Begin made a tent of strong, hairy fingers and responded in a tone that evoked high purpose and responsibility.

"Let me assure you and the whole House," he said solemnly, "I have no illusions about the obstacles awaiting us at a Geneva peace conference, were it ever to take place." [It did not]. "Indeed, if anything, it is your party, Mr. Peres, the Labor Party, that has been deceiving our nation for years, telling us tales about territorial compromises in exchange for peace.

"For years you have been proposing enormous concessions to our Arab neighbors, and their answer has always been the same: 'Totally unacceptable!'"

He stopped for a moment to rise to his full height, and with an expression conveying a mingling of tease and taunt, said, "So at least have the grace to be a good loser, Mr.

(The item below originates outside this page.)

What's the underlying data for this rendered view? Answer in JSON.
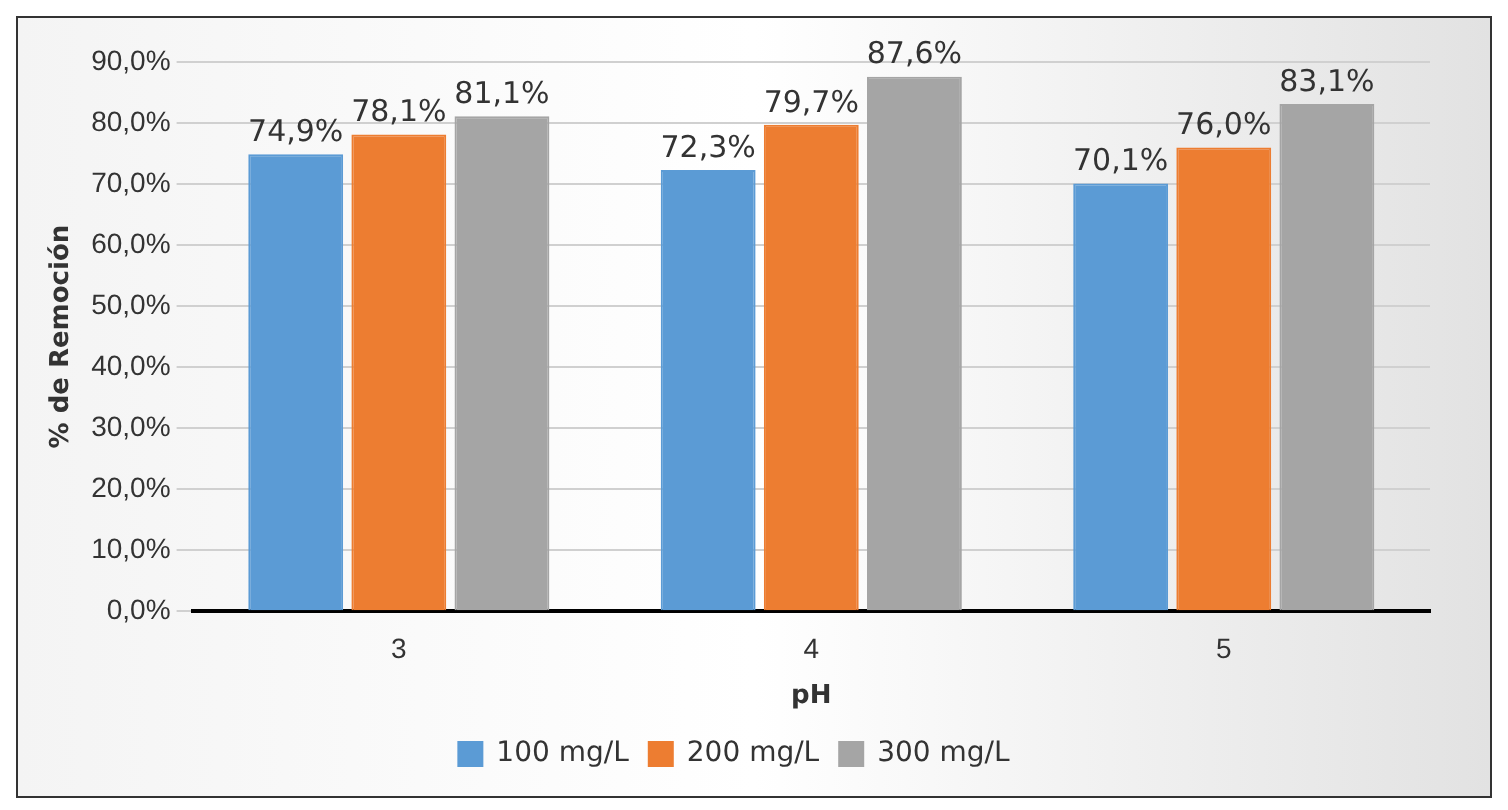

Peres. You lost the elections, remember. Take it like a man. Stop sulking. Criticize us, if you will, in any way you want. This is a free, democratic parliament.

"But why with such excessive rancor? Why the uncontrolled fury? Why the baseless allegations? What's gotten into you, Mr. Peres? Get a grip on yourself."

And with that he stepped down from the podium into the well of the chamber, his mouth curved into the impish smile of one satisfied that he has had the last word.